Brasilien, Deutschland, Argentinien oder doch Italien? Bei der Frage nach dem nächsten Weltmeister gleichen sich die Antworten. Merkwürdig nur, dass meist der aktuelle Titelträger bei dem Rätselraten fehlt. Denn dafür gibt es keinen Grund.

Die "Furia Roja" spielt bei dieser WM ganz in Rot.

Die "Furia Roja" spielt bei dieser WM ganz in Rot.

(Foto: imago/Cordon Press/Miguelez Sports)

Journalisten, Kinder und Event-Fans orientieren sich beim Thema Fußball gerne an klaren Vorgaben. So auch bei der Frage nach den größten WM-Favoriten. Normalerwe ise ist hier der Titelverteidiger gesetzt. Doch dieses Jahr ist etwas anders. Denn neben den üblichen Verdächtigen fehlt bei den entsprechenden Diskussionen der Expertenrunden in Kindergärten und Schulen, Redaktionen und Kneipen Weltmeister Spanien.

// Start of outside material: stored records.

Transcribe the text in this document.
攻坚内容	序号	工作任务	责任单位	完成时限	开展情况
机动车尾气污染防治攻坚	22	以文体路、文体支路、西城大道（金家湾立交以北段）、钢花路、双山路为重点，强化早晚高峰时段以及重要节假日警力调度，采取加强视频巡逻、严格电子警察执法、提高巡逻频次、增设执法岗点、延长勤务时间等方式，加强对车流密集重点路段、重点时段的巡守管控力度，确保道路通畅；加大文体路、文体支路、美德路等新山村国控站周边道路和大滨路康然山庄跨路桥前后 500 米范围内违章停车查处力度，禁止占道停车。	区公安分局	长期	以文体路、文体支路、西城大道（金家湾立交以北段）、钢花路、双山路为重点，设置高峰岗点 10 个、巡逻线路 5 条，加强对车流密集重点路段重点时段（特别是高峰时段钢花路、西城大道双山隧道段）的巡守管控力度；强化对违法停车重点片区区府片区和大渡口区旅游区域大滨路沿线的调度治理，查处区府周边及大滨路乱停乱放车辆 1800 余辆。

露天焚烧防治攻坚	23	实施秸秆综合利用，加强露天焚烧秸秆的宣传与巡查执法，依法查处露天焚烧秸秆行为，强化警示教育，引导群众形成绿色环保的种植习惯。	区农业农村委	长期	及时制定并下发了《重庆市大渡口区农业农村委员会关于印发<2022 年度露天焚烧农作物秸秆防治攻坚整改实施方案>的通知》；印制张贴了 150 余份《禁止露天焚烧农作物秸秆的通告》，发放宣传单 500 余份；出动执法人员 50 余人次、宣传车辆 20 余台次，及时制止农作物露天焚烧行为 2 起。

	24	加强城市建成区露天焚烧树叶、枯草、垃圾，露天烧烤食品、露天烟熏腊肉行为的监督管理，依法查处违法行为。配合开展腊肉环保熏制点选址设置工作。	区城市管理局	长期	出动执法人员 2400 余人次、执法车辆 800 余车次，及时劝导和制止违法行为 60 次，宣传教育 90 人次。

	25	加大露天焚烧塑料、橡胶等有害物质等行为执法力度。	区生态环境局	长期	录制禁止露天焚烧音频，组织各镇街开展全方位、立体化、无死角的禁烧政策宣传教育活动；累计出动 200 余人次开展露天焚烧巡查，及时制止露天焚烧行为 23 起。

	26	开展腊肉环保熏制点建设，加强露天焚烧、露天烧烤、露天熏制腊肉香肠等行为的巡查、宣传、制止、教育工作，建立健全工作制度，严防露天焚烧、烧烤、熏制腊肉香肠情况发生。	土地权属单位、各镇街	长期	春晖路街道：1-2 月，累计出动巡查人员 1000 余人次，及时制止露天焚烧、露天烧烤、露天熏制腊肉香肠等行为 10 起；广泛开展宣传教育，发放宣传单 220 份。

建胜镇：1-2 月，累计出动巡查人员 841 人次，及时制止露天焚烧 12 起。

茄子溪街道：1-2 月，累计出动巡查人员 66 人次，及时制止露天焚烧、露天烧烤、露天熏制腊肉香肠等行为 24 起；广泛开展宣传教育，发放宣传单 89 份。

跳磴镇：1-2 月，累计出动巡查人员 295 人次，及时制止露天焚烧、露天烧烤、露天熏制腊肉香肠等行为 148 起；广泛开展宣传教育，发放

Vorbei scheint die Zeit, in denen kleine Jungs Iker Casillas oder Fernando Torres sein wollen. Auch Xavi und Iniesta haben als Aushängeschild des intelligenten Fußballs ausgedient. Und Tiki-Taka? Nie gehört.

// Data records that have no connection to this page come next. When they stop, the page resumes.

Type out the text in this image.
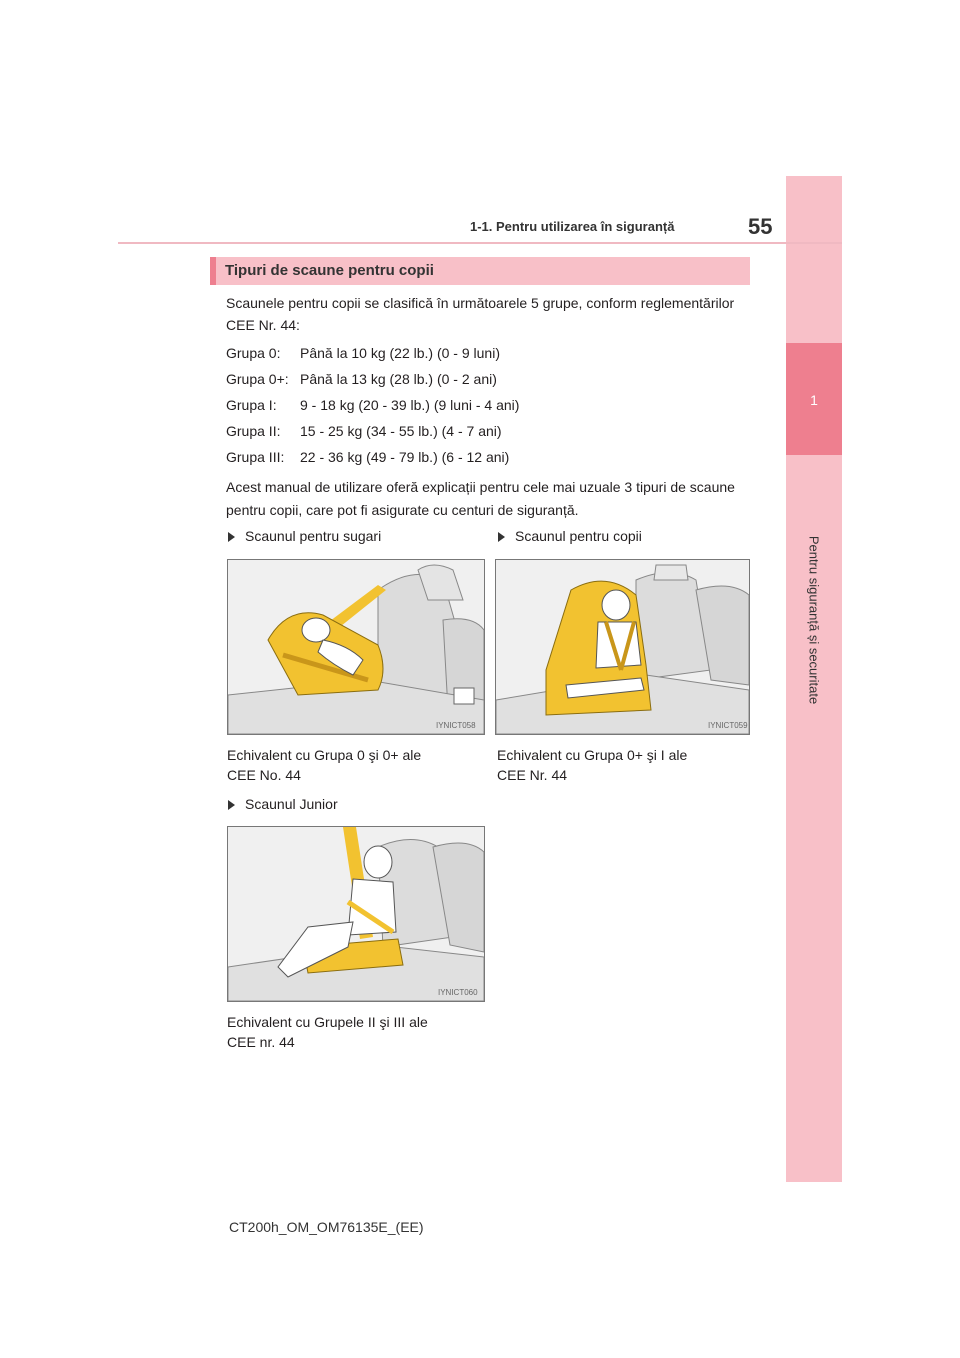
1
Pentru siguranță și securitate
1-1. Pentru utilizarea în siguranță	55
Tipuri de scaune pentru copii
Scaunele pentru copii se clasifică în următoarele 5 grupe, conform reglementărilor
CEE Nr. 44:
Grupa 0: Până la 10 kg (22 lb.) (0 - 9 luni)
Grupa 0+: Până la 13 kg (28 lb.) (0 - 2 ani)
Grupa I: 9 - 18 kg (20 - 39 lb.) (9 luni - 4 ani)
Grupa II: 15 - 25 kg (34 - 55 lb.) (4 - 7 ani)
Grupa III: 22 - 36 kg (49 - 79 lb.) (6 - 12 ani)
Acest manual de utilizare oferă explicații pentru cele mai uzuale 3 tipuri de scaune
pentru copii, care pot fi asigurate cu centuri de siguranță.
Scaunul pentru sugari	Scaunul pentru copii
IYNICT058	IYNICT059
Echivalent cu Grupa 0 şi 0+ ale
CEE No. 44
Echivalent cu Grupa 0+ şi I ale
CEE Nr. 44
Scaunul Junior
IYNICT060
Echivalent cu Grupele II şi III ale
CEE nr. 44
CT200h_OM_OM76135E_(EE)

Das verwundert umso mehr, als dass sich der Europa-Welt-Europameister in den letzten sechs Jahren keine Blöße gab und die letzten drei großen Titel souverän gewonnen hat. Natürlich, auch eine "goldene Generation" kommt in die Jahre. Und der eine oder andere Leistungsträger der letzten Erfolge hat seinen Zenit überschritten oder ist außer Form. So beispielsweise der als Gehirn des Kreativspiels bezeichnete Xavi oder auch der breitbandgrinsende Popstargefährte Gerard Piqué. Doch dies bedeutet nicht, dass es dem Team an gleichwertigem Ersatz mangelt. Nicht zu vergessen, dass die "Furia Roja" gerade durch die noch vom EM-Triumph von vor zwei Jahren verbliebenen 18 Routiniers im Kader über eine enorme Erfahrung mit Erfolgen verfügt – und das bei einem Durchschnittsalter von 27,1 Jahren. 

Jeder Einzelne ein Könner

Dass die "Selección" auch beim Spielsystem variabel ist, zeigte sie schon bei der letzten Europameisterschaft. Denn dort, wo das einst glorifizierte und mit schlafwandlerischer Sicherheit praktizierte Kurzpassspiel nicht mehr greifen wollte, schaltete das Team auf konventionelle Fußballkunst um. Das wirkte nicht immer geschmeidig, war aber immer unbedingt dominant - und erfolgreich.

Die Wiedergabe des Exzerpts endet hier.